One classical extension of the max-flow problem is the "max-flow over time" problem: you are given a digraph, two nodes of which are distinguished as the source and the sink, where each arc has two parameters, a capacity-per-unit-time and a delay. You are also given a time horizon $T$. The goal is to compute a flow over time which gets the maximum amount of material from the source to the sink by time $T$. A flow of maximum value can be computed in polynomial time by a clever classical reduction to min-cost max-flow.

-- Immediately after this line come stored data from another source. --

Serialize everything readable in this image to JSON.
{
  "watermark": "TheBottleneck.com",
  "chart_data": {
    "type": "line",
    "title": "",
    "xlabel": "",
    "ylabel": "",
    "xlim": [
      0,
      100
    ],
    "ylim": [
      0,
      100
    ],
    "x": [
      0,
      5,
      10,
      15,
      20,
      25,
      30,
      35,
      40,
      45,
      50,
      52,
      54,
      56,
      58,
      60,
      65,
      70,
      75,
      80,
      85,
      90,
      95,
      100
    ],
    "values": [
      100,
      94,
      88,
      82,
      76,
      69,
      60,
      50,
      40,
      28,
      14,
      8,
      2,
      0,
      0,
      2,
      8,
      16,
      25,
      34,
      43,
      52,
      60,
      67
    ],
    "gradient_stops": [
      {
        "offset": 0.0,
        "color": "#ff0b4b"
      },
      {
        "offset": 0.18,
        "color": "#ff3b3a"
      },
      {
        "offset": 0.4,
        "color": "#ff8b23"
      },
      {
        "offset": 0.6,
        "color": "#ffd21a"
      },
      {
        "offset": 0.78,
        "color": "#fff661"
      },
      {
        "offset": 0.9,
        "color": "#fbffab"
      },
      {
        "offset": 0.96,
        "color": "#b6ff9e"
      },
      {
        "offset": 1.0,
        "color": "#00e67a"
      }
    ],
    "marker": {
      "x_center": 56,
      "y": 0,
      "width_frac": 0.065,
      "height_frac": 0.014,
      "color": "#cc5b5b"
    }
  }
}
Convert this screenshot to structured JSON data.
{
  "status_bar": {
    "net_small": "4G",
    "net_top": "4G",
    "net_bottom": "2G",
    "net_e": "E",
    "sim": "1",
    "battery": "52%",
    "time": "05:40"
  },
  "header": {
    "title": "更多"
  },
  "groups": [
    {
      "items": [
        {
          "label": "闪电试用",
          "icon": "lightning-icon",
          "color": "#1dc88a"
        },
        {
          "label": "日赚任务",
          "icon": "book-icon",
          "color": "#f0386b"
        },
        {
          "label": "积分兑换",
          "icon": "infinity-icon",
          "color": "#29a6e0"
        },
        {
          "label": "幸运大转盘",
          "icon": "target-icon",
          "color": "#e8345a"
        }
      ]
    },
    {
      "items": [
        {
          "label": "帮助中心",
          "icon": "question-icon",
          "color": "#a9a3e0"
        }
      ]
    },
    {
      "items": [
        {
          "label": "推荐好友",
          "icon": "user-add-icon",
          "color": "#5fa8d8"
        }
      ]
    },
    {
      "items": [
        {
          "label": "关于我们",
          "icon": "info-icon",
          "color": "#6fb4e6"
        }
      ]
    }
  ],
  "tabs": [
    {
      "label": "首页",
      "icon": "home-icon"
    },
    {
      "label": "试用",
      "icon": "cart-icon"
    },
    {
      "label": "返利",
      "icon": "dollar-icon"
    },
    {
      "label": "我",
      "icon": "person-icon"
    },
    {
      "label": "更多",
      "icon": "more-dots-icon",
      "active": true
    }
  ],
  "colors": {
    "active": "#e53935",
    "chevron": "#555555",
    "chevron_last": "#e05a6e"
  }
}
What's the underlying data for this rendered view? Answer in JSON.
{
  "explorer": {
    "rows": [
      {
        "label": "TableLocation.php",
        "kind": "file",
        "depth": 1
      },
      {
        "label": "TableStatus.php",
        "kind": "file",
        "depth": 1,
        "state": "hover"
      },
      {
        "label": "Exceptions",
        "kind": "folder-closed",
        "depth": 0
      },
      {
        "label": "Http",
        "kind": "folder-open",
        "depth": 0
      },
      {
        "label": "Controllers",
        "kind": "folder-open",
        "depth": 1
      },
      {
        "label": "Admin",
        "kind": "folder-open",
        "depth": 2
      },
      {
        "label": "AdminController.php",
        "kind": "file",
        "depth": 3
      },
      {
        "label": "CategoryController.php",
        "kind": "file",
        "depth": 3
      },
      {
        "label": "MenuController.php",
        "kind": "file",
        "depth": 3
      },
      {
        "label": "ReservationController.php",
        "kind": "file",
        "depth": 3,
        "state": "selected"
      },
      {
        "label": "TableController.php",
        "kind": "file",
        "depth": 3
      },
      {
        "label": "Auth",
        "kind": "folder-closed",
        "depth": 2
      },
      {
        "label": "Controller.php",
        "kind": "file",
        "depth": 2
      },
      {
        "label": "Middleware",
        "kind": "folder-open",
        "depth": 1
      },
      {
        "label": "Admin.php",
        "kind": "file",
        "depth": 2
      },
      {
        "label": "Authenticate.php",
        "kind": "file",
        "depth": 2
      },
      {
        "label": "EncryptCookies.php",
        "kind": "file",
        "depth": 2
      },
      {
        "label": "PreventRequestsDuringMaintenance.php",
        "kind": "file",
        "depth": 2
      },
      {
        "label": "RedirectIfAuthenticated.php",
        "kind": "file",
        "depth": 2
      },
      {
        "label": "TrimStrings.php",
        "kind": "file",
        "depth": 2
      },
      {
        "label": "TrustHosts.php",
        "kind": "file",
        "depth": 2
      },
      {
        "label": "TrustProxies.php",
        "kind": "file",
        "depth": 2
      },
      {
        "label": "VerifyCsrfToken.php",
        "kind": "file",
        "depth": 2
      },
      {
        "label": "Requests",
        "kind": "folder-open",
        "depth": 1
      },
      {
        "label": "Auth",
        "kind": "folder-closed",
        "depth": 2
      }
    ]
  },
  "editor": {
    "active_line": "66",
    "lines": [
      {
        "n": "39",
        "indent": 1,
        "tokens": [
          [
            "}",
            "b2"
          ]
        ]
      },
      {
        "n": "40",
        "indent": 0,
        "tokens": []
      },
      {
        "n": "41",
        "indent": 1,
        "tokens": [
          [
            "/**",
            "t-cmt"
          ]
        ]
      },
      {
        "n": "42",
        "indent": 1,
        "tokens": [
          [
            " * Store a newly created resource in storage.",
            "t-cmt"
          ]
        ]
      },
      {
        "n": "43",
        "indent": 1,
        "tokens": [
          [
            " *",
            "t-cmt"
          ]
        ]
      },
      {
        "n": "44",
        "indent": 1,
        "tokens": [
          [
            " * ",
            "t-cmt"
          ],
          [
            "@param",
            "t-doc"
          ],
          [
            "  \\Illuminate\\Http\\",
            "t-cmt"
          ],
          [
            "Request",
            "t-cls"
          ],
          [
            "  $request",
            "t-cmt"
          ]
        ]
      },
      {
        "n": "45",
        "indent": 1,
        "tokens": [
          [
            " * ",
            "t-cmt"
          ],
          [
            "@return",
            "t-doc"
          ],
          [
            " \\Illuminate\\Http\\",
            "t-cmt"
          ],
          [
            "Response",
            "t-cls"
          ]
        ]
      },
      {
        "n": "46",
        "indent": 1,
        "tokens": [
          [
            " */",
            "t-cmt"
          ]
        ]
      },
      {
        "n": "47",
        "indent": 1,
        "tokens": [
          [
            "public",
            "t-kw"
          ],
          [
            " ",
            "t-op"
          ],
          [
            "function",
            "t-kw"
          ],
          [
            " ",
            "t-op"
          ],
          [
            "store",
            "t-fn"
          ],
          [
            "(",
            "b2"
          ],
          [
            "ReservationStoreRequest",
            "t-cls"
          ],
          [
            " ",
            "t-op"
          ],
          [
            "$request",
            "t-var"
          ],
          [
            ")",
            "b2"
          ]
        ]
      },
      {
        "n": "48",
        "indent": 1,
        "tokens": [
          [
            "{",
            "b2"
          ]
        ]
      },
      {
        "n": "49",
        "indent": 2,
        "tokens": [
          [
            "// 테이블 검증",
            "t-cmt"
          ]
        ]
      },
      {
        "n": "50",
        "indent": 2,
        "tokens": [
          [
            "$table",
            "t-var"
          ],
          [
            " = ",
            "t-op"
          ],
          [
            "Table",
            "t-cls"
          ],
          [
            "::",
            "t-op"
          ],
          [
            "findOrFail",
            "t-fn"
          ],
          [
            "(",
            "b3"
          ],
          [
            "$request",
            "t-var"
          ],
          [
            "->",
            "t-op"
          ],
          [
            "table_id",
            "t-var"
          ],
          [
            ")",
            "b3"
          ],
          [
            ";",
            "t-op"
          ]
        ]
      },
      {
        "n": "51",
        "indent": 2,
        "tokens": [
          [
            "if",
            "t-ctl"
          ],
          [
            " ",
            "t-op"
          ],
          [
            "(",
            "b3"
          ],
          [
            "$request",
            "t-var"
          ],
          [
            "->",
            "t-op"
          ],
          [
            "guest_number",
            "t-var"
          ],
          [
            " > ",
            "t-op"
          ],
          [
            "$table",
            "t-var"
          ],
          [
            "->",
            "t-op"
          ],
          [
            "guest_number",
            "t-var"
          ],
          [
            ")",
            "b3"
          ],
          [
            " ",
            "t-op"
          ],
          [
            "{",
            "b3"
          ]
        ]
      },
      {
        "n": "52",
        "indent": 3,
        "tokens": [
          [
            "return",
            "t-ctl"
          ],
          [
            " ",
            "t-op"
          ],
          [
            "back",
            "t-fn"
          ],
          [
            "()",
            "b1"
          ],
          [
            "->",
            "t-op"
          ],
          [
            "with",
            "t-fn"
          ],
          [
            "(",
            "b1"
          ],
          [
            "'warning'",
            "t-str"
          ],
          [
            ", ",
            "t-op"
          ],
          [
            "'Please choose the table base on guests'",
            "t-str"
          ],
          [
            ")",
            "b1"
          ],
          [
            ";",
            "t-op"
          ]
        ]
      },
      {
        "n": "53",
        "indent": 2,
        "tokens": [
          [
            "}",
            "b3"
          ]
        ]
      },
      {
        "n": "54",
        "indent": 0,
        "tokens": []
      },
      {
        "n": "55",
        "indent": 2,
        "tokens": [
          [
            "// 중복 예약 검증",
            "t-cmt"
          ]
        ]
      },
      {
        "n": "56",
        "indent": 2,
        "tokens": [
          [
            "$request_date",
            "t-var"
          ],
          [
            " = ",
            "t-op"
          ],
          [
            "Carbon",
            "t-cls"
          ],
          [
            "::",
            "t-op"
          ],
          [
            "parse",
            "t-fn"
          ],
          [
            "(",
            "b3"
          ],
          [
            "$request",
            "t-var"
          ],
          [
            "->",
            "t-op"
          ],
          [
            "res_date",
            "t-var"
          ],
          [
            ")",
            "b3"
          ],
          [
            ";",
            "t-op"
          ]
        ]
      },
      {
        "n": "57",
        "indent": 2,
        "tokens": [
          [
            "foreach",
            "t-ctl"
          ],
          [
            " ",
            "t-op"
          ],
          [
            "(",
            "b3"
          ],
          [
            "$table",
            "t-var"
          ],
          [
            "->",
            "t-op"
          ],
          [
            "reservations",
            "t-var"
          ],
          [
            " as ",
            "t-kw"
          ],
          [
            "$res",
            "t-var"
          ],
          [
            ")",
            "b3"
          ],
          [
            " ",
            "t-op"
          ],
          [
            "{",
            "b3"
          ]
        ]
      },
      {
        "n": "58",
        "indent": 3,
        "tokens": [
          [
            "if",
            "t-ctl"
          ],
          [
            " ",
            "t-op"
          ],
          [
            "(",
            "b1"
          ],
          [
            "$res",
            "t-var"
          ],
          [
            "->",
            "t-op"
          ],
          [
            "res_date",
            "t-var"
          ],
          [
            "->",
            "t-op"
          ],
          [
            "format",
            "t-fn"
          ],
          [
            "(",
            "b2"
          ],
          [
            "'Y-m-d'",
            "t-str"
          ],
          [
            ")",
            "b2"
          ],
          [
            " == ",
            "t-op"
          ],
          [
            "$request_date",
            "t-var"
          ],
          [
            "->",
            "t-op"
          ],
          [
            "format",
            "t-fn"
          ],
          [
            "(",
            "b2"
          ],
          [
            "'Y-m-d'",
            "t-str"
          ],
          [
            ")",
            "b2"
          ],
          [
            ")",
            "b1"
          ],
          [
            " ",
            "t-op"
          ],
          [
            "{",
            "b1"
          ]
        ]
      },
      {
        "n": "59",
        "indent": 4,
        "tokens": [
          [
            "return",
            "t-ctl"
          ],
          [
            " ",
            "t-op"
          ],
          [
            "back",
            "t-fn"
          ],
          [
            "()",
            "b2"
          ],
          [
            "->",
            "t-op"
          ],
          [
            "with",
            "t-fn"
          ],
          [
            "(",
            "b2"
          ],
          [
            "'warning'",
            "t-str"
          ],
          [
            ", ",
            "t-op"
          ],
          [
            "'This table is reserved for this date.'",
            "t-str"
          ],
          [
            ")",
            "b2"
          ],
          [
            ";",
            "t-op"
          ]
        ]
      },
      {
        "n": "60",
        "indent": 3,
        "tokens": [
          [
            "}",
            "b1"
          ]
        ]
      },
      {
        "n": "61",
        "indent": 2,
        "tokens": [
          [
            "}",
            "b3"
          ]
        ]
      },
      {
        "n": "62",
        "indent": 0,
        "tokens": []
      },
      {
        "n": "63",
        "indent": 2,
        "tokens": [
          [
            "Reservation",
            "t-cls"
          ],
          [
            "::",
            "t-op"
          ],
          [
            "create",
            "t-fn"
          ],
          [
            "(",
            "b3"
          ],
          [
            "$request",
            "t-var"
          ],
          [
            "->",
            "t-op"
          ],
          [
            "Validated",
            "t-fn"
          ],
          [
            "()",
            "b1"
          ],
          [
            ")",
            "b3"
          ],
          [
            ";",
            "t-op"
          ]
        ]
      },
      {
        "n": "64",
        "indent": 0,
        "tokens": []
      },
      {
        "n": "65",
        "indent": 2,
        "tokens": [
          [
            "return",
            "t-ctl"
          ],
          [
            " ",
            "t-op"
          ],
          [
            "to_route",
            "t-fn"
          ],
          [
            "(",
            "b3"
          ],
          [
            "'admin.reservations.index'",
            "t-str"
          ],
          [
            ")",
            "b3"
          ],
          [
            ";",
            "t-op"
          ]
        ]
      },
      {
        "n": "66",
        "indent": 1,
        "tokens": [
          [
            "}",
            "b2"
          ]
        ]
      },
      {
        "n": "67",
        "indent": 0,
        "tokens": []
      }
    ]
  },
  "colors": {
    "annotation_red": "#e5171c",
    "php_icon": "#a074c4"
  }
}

I am interested in an extension to this model where edges have a third "life-span" parameter. If an arc has life-span $\ell$, and $t$ is the earliest time at which positive flow is sent through the arc, then we destroy the arc at time $t+\ell$. You can think of this as like the platforms in Super Mario Brothers which fall away/are destroyed shortly after you step on them, or you can think of them as batteries needed to power the edges, which cannot be turned off after they are turned on. (Edit:) The decision problem is, when also given a flow value lower bound $B$, whether one can schedule a flow meeting both the time horizon upper bound and flow value lower bound.

So far I can see that this problem is strongly NP-hard (via 3-partition). But, I do not actually know if it is in NP: is there any guarantee of a way to express a solution compactly? In the classical version, some special type of optimal flow is used to circumvent this problem.

Note: the model above is a little underspecified, since you may allow or disallow the stockpiling of flow at nodes, and you may have a discrete time model or a continuous one. Resolving the question for any of these models would be excellent.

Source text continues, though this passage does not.